Longstanding guidance by the federal government has defined a “public charge” as a person who is primarily and permanently dependent on either public cash assistance for income maintenance or institutional long-term care at the government’s expense.  Under the U.S. Immigration and Nationality Act, a noncitizen who is likely to become a public charge is generally inadmissible to the United States and ineligible to become a lawful permanent resident.  The previous administration sought to expand the definition of a public charge by declaring that the use of additional government programs constitutes grounds for such a determination, including the use of healthcare through Medicaid, nutrition and food support through the Supplemental Nutrition Assistance Program, and Section 8 housing assistance.  In order to enact these changes, the federal government put forward a formal regulation through DHS, and DOS then took steps to adopt a similar rule.
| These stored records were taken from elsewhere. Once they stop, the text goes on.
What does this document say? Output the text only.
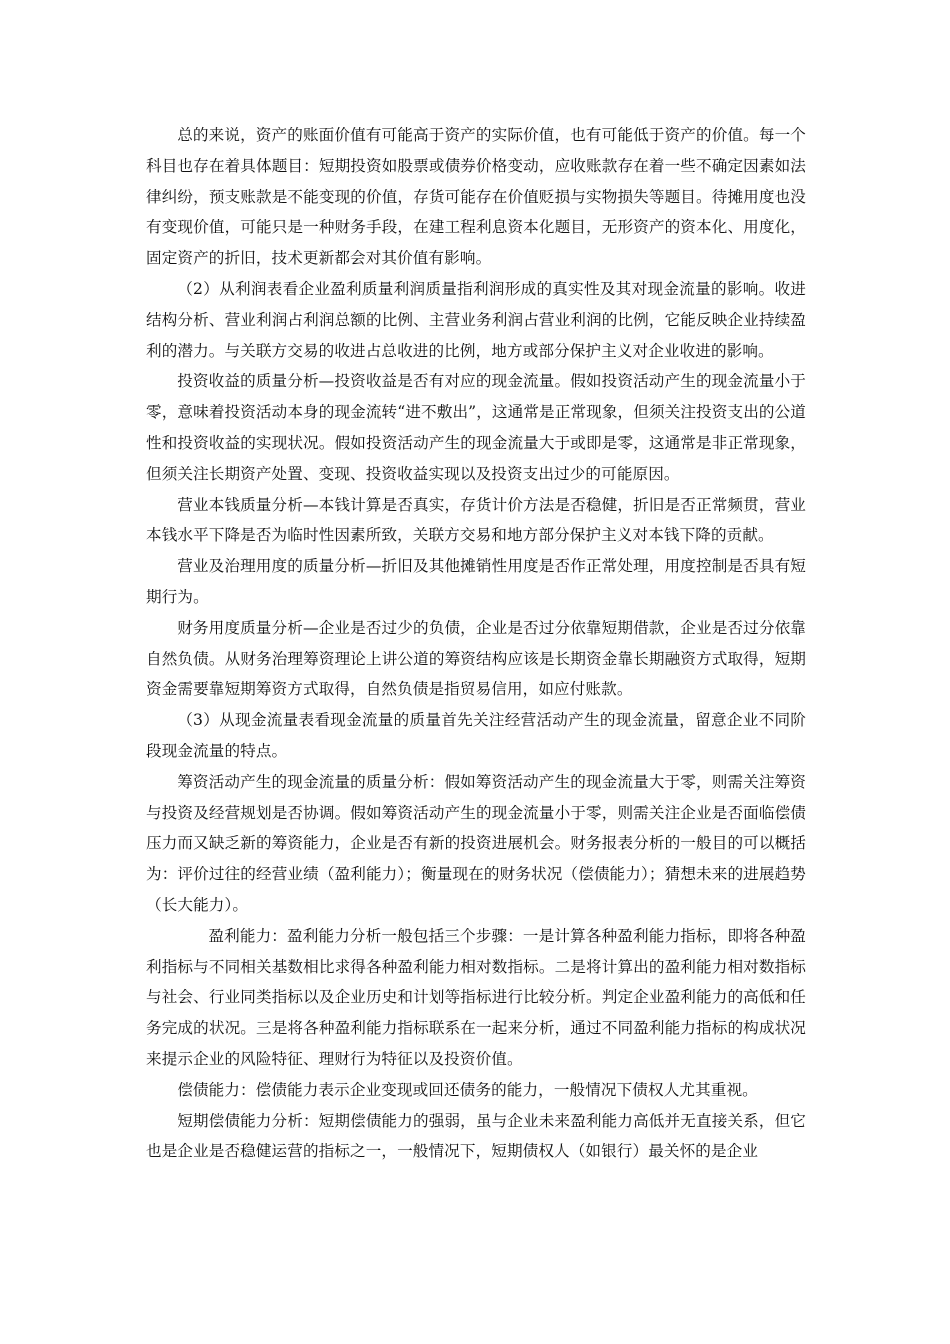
总的来说，资产的账面价值有可能高于资产的实际价值，也有可能低于资产的价值。每一个科目也存在着具体题目：短期投资如股票或债券价格变动，应收账款存在着一些不确定因素如法律纠纷，预支账款是不能变现的价值，存货可能存在价值贬损与实物损失等题目。待摊用度也没有变现价值，可能只是一种财务手段，在建工程利息资本化题目，无形资产的资本化、用度化，固定资产的折旧，技术更新都会对其价值有影响。

（2）从利润表看企业盈利质量利润质量指利润形成的真实性及其对现金流量的影响。收进结构分析、营业利润占利润总额的比例、主营业务利润占营业利润的比例，它能反映企业持续盈利的潜力。与关联方交易的收进占总收进的比例，地方或部分保护主义对企业收进的影响。

投资收益的质量分析—投资收益是否有对应的现金流量。假如投资活动产生的现金流量小于零，意味着投资活动本身的现金流转“进不敷出”，这通常是正常现象，但须关注投资支出的公道性和投资收益的实现状况。假如投资活动产生的现金流量大于或即是零，这通常是非正常现象，但须关注长期资产处置、变现、投资收益实现以及投资支出过少的可能原因。

营业本钱质量分析—本钱计算是否真实，存货计价方法是否稳健，折旧是否正常频贯，营业本钱水平下降是否为临时性因素所致，关联方交易和地方部分保护主义对本钱下降的贡献。

营业及治理用度的质量分析—折旧及其他摊销性用度是否作正常处理，用度控制是否具有短期行为。

财务用度质量分析—企业是否过少的负债，企业是否过分依靠短期借款，企业是否过分依靠自然负债。从财务治理筹资理论上讲公道的筹资结构应该是长期资金靠长期融资方式取得，短期资金需要靠短期筹资方式取得，自然负债是指贸易信用，如应付账款。

（3）从现金流量表看现金流量的质量首先关注经营活动产生的现金流量，留意企业不同阶段现金流量的特点。

筹资活动产生的现金流量的质量分析：假如筹资活动产生的现金流量大于零，则需关注筹资与投资及经营规划是否协调。假如筹资活动产生的现金流量小于零，则需关注企业是否面临偿债压力而又缺乏新的筹资能力，企业是否有新的投资进展机会。财务报表分析的一般目的可以概括为：评价过往的经营业绩（盈利能力）；衡量现在的财务状况（偿债能力）；猜想未来的进展趋势（长大能力）。

盈利能力：盈利能力分析一般包括三个步骤：一是计算各种盈利能力指标，即将各种盈利指标与不同相关基数相比求得各种盈利能力相对数指标。二是将计算出的盈利能力相对数指标与社会、行业同类指标以及企业历史和计划等指标进行比较分析。判定企业盈利能力的高低和任务完成的状况。三是将各种盈利能力指标联系在一起来分析，通过不同盈利能力指标的构成状况来提示企业的风险特征、理财行为特征以及投资价值。

偿债能力：偿债能力表示企业变现或回还债务的能力，一般情况下债权人尤其重视。

短期偿债能力分析：短期偿债能力的强弱，虽与企业未来盈利能力高低并无直接关系，但它也是企业是否稳健运营的指标之一，一般情况下，短期债权人（如银行）最关怀的是企业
However, following court decisions across the country blocking the 2019 DHS rule, including in Maryland’s lawsuit, the federal government formally vacated it in March 2021.  Given this significant change in circumstances, DOS is now taking steps to reconsider its adoption of the 2019 public charge rule, especially in light of DHS’s expressed intent to develop new regulations.  Importantly, the federal government’s current rulemaking efforts appear to recognize that the health and safety of all of our communities are interconnected, particularly in the midst of the ongoing COVID-19 pandemic.  In contrast, the fear and confusion caused by the previous regulations hindered the states’ ability to administer critical public health services and interfered with state laws and policy choices to encourage broad-based access to public programs that protect the most vulnerable communities – and, in turn, everyone – against public health threats like COVID-19.


In filing the comment letter, Attorney General Frosh joins the attorneys general of California, Colorado, Connecticut, Delaware, the District of Columbia, Hawaii, Illinois, Maine, Massachusetts, Michigan, Minnesota, Nevada, New Jersey, New Mexico, New York, Oregon, Pennsylvania, Rhode Island, Vermont, and Washington.